Au cœur d'un été implacable, l'Europe se retrouve aux prises avec des conditions de sécheresse sans précédent qui menacent à la fois les moyens de subsistance ruraux et les économies urbaines. Le 16 août 2026, des rapports ont émergé de Dublin mettant en évidence la situation désastreuse auxquelles sont confrontés les agriculteurs irlandais, en particulier le producteur laitier Darragh McCullough, dont les pâturages autrefois verts s'étendent maintenant dans des teintes jaunes en raison d'une sécheresse sévère.
La sécheresse a laissé de nombreuses régions d'Europe desséchées, avec des vagues de chaleur brûlant les paysages et poussant le niveau des rivières à des niveaux historiquement bas. Les incendies de forêt ont déplacé des communautés, tandis que les scientifiques mettent en garde contre un nombre croissant de morts attribuables aux températures extrêmes. Ces conditions ne sont pas isolées en Irlande. En Grande-Bretagne, les producteurs agricoles anticipent une réduction des rendements des légumes et une augmentation des prix à la consommation, tandis qu'en Autriche, les récoltes de céréales devraient chuter d'environ 20%.
McCullough, 49 ans, est retourné à la ferme de sa famille dans le comté de Meath, juste au nord de Dublin, après avoir quitté une carrière de journaliste. Il gère 540 vaches mais a élargi ses opérations pour inclure la production de fleurs, générant 12 millions de jonquilles par an. La ferme exploite également un café et accueille deux camions de nourriture, dont l'un est dirigé par un travailleur thaïlandais résidant temporairement sur place. Malgré ces diversifications, McCullough reconnaît la vulnérabilité de son entreprise aux changements environnementaux. Il note que l'innovation, comme un distributeur vendant des œufs frais, aide à atténuer certains risques mais ne le protège pas complètement des impacts de périodes de sécheresse prolongées.

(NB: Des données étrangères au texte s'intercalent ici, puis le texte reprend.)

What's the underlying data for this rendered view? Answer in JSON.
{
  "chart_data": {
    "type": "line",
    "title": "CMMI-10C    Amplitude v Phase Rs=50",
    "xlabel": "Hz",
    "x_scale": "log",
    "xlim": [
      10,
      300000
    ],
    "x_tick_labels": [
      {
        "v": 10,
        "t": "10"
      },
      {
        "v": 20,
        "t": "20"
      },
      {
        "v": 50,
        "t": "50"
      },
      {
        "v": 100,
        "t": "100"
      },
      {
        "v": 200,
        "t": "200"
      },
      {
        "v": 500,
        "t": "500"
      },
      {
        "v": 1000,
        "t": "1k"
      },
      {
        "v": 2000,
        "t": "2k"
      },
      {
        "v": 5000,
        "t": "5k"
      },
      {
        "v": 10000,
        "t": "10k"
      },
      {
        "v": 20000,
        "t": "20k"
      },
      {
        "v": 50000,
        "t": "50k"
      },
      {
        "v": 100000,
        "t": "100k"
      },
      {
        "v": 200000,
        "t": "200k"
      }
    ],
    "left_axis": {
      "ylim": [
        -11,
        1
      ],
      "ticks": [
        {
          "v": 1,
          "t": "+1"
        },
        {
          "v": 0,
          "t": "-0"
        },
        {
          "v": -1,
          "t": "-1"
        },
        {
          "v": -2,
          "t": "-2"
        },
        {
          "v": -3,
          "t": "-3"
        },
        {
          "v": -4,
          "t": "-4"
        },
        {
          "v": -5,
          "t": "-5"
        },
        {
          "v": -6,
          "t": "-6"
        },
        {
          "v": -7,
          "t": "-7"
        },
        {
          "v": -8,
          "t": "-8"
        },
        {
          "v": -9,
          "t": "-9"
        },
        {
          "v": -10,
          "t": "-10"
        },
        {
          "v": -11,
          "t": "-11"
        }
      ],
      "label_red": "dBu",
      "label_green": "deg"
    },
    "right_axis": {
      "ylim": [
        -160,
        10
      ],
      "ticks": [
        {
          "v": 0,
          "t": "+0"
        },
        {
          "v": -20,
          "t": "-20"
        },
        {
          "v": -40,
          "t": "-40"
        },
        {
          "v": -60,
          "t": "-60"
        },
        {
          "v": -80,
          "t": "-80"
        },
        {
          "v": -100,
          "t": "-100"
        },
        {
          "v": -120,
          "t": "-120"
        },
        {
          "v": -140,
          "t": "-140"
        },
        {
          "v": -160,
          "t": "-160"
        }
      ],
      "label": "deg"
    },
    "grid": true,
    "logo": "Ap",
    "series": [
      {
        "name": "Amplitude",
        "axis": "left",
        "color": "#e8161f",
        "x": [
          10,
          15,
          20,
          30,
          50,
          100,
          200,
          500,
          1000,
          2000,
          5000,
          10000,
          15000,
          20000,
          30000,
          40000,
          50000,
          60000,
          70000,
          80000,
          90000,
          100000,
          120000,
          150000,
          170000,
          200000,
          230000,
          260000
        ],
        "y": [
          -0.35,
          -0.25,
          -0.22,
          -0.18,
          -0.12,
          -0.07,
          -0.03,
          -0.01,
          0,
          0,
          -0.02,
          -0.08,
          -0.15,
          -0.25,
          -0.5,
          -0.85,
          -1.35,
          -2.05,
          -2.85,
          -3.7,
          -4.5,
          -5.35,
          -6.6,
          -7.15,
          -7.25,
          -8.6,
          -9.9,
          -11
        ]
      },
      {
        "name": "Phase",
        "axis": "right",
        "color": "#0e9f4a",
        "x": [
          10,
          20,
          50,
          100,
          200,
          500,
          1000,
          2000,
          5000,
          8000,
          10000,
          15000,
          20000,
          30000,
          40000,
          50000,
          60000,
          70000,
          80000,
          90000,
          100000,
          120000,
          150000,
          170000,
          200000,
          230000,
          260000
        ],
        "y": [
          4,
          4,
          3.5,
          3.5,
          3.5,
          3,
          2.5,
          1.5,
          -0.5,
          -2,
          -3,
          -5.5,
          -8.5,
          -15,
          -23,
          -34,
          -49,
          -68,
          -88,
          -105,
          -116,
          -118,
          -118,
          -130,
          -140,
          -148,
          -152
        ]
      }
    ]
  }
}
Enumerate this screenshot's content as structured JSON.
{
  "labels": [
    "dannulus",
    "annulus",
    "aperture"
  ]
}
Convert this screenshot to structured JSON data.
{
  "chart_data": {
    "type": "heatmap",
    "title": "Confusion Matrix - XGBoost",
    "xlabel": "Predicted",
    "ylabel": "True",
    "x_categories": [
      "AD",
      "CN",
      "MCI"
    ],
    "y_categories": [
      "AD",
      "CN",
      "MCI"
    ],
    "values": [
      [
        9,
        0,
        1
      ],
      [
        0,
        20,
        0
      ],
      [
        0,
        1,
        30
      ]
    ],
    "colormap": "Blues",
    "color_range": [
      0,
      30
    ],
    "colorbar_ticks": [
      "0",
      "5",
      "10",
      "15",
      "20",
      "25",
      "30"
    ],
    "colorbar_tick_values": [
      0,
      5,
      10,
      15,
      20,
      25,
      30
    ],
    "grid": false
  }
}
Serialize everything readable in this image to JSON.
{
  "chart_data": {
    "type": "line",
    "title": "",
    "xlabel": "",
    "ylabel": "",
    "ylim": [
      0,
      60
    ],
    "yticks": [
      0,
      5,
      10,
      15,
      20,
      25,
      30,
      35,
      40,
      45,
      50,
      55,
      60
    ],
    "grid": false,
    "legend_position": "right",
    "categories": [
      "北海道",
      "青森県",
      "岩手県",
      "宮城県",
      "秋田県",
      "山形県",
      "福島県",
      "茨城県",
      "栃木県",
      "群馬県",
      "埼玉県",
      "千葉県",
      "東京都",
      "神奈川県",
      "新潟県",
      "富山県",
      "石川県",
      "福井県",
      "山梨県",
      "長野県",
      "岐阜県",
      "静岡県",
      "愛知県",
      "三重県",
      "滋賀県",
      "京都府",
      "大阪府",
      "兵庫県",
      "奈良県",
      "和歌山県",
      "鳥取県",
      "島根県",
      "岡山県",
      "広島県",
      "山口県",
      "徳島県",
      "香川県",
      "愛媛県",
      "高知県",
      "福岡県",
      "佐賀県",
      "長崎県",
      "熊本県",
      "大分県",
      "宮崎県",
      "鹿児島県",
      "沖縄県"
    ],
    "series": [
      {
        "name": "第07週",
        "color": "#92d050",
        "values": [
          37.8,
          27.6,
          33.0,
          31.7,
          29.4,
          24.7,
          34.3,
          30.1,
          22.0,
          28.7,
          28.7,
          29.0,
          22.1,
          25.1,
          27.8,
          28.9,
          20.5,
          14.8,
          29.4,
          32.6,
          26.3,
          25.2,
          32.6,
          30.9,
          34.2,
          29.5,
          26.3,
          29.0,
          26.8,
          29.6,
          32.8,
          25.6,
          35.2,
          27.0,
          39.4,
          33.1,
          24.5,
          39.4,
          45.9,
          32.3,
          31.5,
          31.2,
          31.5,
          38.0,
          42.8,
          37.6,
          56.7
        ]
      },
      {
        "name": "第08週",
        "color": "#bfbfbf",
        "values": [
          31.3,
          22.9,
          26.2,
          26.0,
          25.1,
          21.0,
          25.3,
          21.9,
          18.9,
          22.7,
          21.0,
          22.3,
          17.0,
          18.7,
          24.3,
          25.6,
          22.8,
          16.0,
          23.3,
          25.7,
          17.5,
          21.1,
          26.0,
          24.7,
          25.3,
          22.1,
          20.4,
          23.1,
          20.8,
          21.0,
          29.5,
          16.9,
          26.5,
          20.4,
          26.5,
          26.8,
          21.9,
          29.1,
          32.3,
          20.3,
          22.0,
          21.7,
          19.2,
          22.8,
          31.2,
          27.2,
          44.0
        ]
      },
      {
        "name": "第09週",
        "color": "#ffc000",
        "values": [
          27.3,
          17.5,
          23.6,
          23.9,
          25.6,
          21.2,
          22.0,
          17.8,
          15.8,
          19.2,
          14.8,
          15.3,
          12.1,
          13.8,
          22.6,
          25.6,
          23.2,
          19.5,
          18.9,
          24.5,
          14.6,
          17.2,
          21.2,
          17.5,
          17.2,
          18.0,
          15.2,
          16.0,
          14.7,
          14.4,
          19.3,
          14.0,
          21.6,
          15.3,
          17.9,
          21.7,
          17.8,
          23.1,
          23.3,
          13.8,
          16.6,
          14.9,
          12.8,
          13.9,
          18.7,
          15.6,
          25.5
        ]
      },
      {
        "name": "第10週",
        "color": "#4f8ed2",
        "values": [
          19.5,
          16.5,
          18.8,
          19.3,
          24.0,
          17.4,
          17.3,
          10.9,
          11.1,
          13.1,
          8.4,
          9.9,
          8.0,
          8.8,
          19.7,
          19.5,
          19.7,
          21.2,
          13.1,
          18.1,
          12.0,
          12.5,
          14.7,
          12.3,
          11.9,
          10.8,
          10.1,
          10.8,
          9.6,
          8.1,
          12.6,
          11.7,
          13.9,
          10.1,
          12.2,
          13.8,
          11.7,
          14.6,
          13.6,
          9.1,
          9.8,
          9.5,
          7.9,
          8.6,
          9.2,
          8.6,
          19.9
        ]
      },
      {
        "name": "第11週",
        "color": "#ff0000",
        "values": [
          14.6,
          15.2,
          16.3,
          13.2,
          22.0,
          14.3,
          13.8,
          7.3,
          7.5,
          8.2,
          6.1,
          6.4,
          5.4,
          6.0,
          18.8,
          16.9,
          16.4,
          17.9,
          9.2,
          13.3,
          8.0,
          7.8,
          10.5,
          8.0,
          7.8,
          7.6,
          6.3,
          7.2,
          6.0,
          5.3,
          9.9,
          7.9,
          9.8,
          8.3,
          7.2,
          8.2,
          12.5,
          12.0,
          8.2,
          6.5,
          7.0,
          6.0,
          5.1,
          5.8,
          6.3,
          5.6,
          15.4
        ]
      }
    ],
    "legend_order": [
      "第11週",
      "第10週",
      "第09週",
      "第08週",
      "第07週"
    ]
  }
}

Les régions orientales de l'Irlande, qui ont historiquement reçu de fortes précipitations, connaissent maintenant un déficit critique d'humidité du sol. Depuis 2018, la région a subi des sécheresses presque annuelles, les parties les plus orientales affichant un déficit supérieur à 90 millimètres. Pour le reconstituer, il faudrait près de 900 000 litres d'eau par hectare, un chiffre stupéfiant qui met en évidence la gravité de la situation. Pendant ce temps, la côte ouest continue de recevoir des précipitations, offrant un léger sursis, mais pas suffisant pour atténuer la crise globale.
Ces données s'harmonisent avec celles de Teagasc, l'autorité nationale de l'agriculture et de l'alimentation, qui estime les pertes quotidiennes des producteurs laitiers à environ 3 millions d'euros. En réponse, le gouvernement a conseillé aux agriculteurs de préparer des "budgets fourrages" détaillés pour les mois à venir et a programmé une réunion d'urgence du comité national de la sécurité des fourrages et de l'alimentation pour mardi. Ces mesures visent à répondre aux besoins immédiats tout en planifiant la durabilité à long terme dans un contexte de changement climatique. McCullough prévient que les effets de la sécheresse s'étendent bien au-delà de sa ferme.
Il souligne que la crise actuelle représente une réalité crue du changement climatique, qui a progressivement érodé la perception de l'isolation de ses conséquences les plus sévères.